Changes in the patterns of protein phosphorylation associated with granulocytic and monocytic-induced differentiation of HL-60 cells.

Using two-dimensional gel electrophoresis we have analyzed the pattern of phosphorylated proteins in HL-60 leukemia cells and changes associated with their differentiation into granulocyte and monocyte-like cells. In undifferentiated cells 18 spots with MW ranging from 110 to 17, kDa were individualized with high resolution and reproducibility. Myelocytic differentiation induced by dimethyl sulfoxide (DMSO) and retinoic acid (RA) resulted in a decrease of the overall phosphorylation, the disappearance of two proteins of 42 and 17 kDa, and the appearance of one new acidic protein of 46-48 kDa. These changes seem to be specifically related to this differentiation pathway since they are not found in two HL-60 subclones resistant to DMSO or RA-induced differentiation. Monocytic differentiation induced by 1,25-dihydroxyvitamin D3 [1,25 (OH)2D3] and the combination of RA + 1-B-D-arabinofuranosyl cytosine (Ara-C) was associated with the appearance of 2 proteins of 68 kDa and 2 proteins of 80 kDa located in the acidic region of the gel.

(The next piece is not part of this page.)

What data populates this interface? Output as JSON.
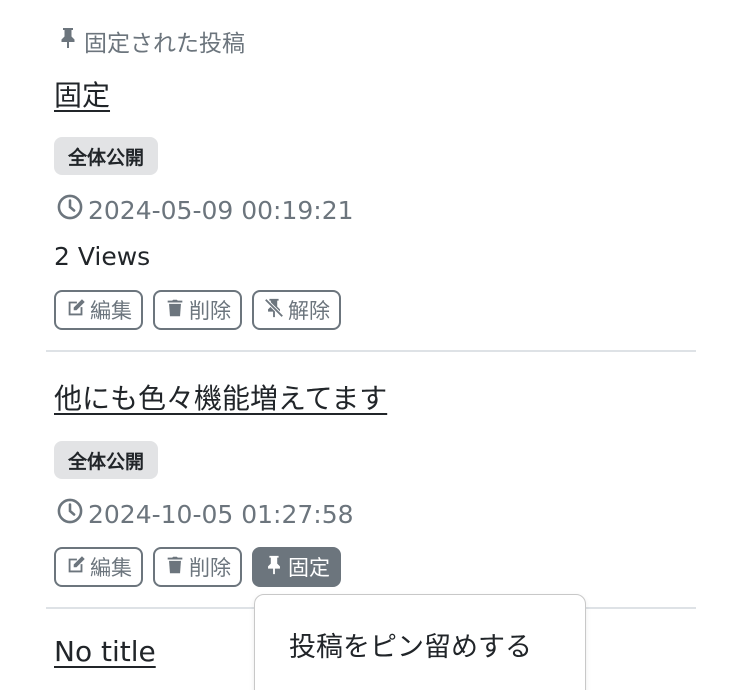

The protein of 17 kDa, when disappeared completely in granulocytic-like cells was present in monocytic cells, this suggesting that its phosphorylation state may be involved in the control of the differentiation pathway of HL-60 cells. Data concerning the effect of phorbol myristate acetate (PMA) and histamine on the level of phosphorylation of various proteins in HL-60 cells have also been obtained and discussed. Our results show that the myelocytic and monocytic phenotypes are characterized by a specific pattern of phosphoproteins involving both phosphorylation and dephosphorylation reactions.